Along with the other states such as California, Colorado, Hawaii, Vermont, Washington, New Jersey and the District of Columbia, Maine became the 8th state that legalizes assisted suicide.
This law also gives permission to doctors to prescribe a fatal dose of medications to terminally ill patients.
The House passed the bill by just one vote, 73-72 while the Senate voted 19-16 narrowing the approval of the bill.
It defines “terminal disease” as one that is incurable and the patient will likely end to death within six months. The bill also states that getting or giving life-ending medication will not qualify as suicide under the state law.

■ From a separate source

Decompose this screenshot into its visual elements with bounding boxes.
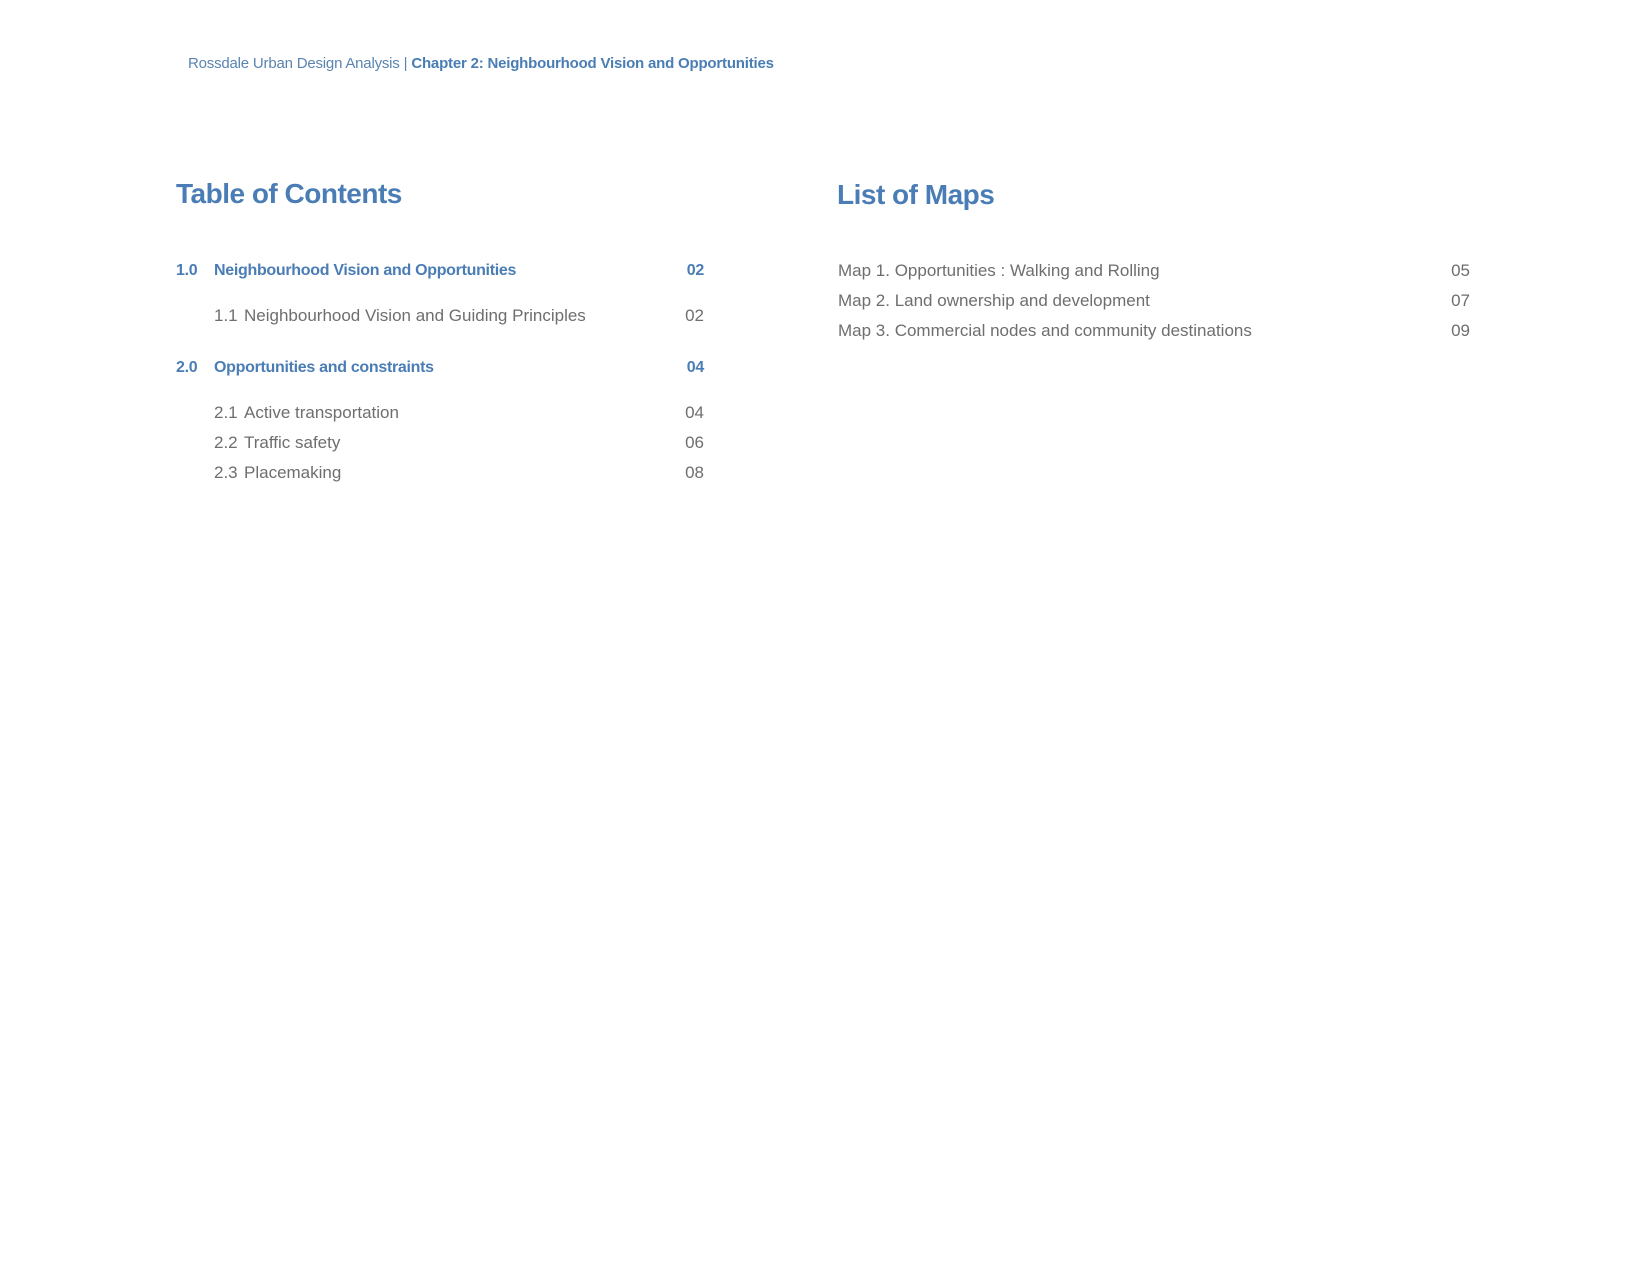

Physicians are now required to get a second medical
“The opportunity for someone of sound mind facing imminent death to avoid further suffering is viewed by some purely as an act of opinion, a decision with which government should not interfere,” said Mills in a statement Wednesday justifying her decision to sign the bill into law.

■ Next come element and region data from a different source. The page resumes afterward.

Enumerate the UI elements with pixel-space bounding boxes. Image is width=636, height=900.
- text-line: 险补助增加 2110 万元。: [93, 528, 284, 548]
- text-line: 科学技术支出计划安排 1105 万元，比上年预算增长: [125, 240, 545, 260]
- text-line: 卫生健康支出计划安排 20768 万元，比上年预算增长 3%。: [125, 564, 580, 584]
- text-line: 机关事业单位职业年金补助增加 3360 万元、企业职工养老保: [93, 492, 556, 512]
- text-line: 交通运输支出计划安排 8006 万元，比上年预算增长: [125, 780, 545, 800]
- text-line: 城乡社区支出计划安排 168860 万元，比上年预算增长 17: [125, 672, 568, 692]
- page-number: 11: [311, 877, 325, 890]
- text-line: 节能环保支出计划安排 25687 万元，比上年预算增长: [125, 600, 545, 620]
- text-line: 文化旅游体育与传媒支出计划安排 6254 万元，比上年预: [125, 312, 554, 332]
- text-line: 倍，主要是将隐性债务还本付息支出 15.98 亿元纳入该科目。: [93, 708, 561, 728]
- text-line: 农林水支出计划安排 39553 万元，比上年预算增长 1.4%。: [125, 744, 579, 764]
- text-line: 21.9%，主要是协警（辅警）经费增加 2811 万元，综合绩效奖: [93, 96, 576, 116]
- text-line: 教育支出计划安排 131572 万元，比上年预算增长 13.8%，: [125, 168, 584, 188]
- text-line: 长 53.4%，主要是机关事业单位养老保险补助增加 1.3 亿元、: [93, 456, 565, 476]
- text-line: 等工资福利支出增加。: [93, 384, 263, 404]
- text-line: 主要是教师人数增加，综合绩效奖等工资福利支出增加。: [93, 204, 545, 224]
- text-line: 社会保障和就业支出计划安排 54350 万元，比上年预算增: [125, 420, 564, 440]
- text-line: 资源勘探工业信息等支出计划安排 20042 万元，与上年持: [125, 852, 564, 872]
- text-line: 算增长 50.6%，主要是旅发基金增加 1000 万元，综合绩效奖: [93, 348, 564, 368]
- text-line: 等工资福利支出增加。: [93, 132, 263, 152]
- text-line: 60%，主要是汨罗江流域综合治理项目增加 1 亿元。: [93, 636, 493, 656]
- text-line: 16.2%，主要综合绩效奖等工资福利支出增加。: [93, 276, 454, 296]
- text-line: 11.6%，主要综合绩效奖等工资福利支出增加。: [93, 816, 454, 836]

“Assisted suicide is a dangerous public policy that puts the most vulnerable people in society at risk for abuse, coercion and mistakes,” said Matt Valliere, executive director of Patients Rights Action Fund, an advocacy group. “It also provides profit-driven insurance companies perverse incentives to offer a quick death, rather than costly continuing quality care.”
Residents of the state expressed their relief on the governor’s decision.